Suggested questions for Cursor

  • Are the 9 failing IDs expected to be unsupported for local SDK agents with certain keys or plans?
  • Should Cursor.models.list() annotate local vs cloud-only / gated models?
  • What is the recommended way to retrieve a structured error when RunResult.status === "error" (for CI and runners)?

Operating System

MacOS

Version Information

Version: 3.2.21
VSCode Version: 1.105.1
Commit: 806df57ed3b6f1ee0175140d38039a38574ec720
Date: 2026-05-03T01:46:14.413Z
Layout: glass
Build Type: Stable
Release Track: Default
Electron: 39.8.1
Chromium: 142.0.7444.265
Node.js: 22.22.1
V8: 14.2.231.22-electron.0
OS: Darwin arm64 25.3.0

For AI issues: which model did you use?

composer-2-fast

For AI issues: add Request ID with privacy disabled

ffe97943-d6a2-4939-ac65-a9efb6e474fe

Does this stop you from using Cursor

No - Cursor works, but with this issue

Thank you for the thorough report and testing matrix.
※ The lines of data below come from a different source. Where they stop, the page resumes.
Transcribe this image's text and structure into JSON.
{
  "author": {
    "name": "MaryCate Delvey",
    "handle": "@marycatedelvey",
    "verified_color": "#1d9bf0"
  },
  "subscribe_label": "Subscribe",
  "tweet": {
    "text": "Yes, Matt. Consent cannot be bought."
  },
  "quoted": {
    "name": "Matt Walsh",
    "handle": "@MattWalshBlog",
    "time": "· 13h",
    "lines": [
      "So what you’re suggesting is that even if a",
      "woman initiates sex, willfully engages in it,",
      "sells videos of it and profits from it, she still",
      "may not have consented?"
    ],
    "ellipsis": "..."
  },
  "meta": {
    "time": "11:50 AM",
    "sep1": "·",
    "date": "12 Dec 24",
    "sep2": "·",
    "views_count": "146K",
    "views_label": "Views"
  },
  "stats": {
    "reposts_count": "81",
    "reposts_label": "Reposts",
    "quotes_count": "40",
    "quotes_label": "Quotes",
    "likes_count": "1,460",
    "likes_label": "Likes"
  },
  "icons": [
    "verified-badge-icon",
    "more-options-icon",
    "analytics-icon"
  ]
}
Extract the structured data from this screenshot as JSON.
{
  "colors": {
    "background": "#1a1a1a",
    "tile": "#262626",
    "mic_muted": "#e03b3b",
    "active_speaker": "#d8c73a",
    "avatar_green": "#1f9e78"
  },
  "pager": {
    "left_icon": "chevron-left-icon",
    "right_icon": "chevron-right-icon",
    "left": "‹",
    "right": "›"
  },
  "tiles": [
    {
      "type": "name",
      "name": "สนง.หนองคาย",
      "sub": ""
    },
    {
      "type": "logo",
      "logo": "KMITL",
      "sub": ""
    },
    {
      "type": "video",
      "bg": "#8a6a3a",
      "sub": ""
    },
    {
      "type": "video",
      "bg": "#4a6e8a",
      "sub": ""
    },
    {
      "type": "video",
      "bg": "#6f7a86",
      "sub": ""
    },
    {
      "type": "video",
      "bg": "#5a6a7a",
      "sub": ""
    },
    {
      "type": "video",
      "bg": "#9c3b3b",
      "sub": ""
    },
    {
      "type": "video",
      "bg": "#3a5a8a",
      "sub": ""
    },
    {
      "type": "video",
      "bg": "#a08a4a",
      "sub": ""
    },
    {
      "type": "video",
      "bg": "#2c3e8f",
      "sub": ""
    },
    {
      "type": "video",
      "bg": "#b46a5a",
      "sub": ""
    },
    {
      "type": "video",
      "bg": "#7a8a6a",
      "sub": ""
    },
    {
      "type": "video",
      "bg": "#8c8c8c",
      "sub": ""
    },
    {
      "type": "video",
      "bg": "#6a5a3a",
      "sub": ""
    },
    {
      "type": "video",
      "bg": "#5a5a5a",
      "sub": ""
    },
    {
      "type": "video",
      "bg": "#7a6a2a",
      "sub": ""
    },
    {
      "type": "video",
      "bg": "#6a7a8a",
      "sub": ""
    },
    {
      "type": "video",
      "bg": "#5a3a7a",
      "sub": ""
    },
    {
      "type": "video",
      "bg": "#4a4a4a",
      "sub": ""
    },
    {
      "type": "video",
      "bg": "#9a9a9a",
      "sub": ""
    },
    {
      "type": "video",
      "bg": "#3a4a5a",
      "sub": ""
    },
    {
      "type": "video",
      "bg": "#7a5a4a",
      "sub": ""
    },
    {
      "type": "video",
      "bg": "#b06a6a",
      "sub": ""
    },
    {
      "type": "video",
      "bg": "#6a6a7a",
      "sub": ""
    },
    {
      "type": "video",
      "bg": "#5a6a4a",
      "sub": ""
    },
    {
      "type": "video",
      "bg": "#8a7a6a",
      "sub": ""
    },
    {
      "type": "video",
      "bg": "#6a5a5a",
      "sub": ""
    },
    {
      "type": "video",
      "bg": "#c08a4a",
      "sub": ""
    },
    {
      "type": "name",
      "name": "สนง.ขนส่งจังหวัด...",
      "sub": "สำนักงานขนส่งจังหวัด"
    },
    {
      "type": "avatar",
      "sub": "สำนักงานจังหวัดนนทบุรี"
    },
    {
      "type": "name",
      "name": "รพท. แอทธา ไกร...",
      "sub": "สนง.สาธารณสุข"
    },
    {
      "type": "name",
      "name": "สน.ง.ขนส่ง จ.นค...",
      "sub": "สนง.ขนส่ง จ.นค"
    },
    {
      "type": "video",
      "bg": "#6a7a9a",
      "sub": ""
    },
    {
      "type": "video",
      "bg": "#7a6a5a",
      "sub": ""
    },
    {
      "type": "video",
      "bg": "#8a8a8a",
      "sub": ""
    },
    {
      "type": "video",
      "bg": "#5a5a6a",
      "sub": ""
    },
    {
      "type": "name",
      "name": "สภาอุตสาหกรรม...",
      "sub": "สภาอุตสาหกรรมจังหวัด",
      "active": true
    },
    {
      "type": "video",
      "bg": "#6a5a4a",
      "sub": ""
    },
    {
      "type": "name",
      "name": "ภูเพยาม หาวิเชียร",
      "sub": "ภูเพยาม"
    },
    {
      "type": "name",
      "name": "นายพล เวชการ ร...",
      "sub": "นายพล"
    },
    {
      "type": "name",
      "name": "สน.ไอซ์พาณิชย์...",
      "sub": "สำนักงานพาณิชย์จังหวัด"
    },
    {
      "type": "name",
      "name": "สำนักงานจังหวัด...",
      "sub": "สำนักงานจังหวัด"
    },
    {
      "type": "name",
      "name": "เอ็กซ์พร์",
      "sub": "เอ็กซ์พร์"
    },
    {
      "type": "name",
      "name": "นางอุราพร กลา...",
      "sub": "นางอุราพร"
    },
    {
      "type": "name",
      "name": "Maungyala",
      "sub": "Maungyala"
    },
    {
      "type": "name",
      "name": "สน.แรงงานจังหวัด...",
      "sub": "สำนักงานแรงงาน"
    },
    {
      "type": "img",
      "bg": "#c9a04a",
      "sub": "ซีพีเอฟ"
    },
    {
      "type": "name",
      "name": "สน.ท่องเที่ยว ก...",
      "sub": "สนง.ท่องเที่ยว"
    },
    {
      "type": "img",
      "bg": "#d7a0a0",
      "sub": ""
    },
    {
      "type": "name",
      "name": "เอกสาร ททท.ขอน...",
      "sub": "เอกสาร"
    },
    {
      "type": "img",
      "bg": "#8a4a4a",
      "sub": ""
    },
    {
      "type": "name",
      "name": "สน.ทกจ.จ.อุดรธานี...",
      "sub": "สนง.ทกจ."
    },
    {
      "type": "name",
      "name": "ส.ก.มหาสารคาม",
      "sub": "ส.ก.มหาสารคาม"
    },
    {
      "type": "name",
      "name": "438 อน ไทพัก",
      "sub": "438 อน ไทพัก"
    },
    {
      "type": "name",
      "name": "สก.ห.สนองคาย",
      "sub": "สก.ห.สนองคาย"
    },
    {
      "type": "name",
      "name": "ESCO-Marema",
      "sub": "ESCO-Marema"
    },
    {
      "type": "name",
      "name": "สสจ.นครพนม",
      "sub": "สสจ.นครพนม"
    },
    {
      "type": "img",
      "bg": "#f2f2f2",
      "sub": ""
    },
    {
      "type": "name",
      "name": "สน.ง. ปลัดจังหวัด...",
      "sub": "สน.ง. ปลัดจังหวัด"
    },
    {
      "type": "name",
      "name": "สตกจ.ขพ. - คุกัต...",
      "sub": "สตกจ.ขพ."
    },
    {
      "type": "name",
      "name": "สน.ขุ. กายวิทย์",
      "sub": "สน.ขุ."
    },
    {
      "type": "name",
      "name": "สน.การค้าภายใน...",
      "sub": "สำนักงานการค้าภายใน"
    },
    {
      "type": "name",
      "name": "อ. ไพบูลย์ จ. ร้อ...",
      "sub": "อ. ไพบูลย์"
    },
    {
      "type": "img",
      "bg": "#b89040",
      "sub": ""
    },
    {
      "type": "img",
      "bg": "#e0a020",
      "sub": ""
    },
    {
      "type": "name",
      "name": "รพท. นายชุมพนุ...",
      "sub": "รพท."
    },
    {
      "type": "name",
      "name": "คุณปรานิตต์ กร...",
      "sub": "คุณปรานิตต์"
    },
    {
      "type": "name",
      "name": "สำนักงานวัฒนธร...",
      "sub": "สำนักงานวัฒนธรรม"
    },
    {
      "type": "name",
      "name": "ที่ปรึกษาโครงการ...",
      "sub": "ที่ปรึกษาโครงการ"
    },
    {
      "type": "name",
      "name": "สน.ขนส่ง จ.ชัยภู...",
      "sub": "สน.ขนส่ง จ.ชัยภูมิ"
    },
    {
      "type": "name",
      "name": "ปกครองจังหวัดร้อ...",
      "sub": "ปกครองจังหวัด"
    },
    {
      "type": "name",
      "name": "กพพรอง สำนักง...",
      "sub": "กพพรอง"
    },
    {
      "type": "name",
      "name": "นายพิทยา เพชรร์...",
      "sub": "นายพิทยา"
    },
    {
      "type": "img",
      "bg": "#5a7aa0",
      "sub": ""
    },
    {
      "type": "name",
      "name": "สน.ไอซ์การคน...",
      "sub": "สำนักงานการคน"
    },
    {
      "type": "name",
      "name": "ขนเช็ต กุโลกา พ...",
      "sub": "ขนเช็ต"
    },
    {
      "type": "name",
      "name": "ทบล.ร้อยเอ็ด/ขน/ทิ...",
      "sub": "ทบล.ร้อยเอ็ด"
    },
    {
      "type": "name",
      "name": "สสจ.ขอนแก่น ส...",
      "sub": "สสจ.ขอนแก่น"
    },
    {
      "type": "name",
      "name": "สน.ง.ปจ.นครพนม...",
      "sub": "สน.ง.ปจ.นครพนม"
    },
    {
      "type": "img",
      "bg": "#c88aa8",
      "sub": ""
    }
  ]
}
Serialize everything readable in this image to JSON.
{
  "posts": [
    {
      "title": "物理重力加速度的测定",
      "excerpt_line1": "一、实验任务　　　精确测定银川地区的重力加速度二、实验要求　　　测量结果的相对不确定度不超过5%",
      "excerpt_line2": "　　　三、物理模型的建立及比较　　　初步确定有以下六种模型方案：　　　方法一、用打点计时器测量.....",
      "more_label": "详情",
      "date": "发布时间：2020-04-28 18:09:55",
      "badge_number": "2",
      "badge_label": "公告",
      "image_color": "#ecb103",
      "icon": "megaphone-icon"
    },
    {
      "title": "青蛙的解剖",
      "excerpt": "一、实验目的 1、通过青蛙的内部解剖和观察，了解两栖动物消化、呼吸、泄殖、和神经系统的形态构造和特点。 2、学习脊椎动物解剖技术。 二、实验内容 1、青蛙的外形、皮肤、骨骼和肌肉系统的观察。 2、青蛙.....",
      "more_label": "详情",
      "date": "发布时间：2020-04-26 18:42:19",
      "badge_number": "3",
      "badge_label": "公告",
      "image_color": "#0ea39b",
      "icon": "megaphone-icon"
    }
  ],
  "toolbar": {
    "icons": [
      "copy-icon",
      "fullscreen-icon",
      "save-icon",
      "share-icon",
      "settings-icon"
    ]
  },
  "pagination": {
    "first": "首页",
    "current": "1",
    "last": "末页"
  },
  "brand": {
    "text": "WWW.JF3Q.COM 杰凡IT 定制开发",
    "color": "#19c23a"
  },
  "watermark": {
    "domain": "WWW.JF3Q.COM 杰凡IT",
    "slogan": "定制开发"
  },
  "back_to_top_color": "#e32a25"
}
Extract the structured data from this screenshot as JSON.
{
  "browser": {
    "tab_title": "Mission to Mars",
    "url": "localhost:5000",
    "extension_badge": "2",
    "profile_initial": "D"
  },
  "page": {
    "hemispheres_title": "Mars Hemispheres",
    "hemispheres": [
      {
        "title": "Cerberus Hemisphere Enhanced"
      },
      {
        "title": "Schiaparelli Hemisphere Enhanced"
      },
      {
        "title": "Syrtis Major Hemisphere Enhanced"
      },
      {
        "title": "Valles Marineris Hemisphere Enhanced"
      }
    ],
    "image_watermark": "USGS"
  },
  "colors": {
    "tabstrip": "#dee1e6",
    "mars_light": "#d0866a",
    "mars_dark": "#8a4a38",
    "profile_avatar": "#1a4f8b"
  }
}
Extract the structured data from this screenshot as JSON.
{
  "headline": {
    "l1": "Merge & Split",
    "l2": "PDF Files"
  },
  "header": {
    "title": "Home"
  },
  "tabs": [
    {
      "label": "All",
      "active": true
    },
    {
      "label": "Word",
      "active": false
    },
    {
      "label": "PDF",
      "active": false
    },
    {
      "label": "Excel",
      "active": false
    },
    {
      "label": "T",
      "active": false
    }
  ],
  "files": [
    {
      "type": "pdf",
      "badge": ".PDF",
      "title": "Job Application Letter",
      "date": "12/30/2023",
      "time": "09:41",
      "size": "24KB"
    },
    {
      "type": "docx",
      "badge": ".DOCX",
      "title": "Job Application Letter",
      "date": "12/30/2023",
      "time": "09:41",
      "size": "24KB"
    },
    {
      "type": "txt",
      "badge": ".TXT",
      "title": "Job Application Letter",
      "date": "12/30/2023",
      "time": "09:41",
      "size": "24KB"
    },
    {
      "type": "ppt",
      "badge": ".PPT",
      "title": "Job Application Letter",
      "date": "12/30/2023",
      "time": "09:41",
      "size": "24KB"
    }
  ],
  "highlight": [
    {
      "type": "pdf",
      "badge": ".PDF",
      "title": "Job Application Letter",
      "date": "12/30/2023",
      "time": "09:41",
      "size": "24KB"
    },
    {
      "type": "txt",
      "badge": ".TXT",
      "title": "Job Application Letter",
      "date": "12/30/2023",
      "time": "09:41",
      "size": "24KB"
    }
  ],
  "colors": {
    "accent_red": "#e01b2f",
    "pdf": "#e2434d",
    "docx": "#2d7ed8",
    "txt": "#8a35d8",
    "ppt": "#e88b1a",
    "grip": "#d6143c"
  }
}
This seems like a bug. The 9 failing models require a configuration (“Max Mode”) that the SDK’s local runtime doesn’t currently support for your plan type. The SDK accepts these model IDs from Cursor.models.list() but can’t enable the required setting, so the run fails silently with status: "error".

Our team is aware and actively investigating a fix. For now, the 18 passing models (including composer-2, claude-sonnet-4, gemini-3.1-pro, and the full set from your results) are the ones available for local SDK runs on your plan.

Feel free to check back or reach out if you have other questions.

Thank you for the prompt response. I look forward for future iterations of the SDK.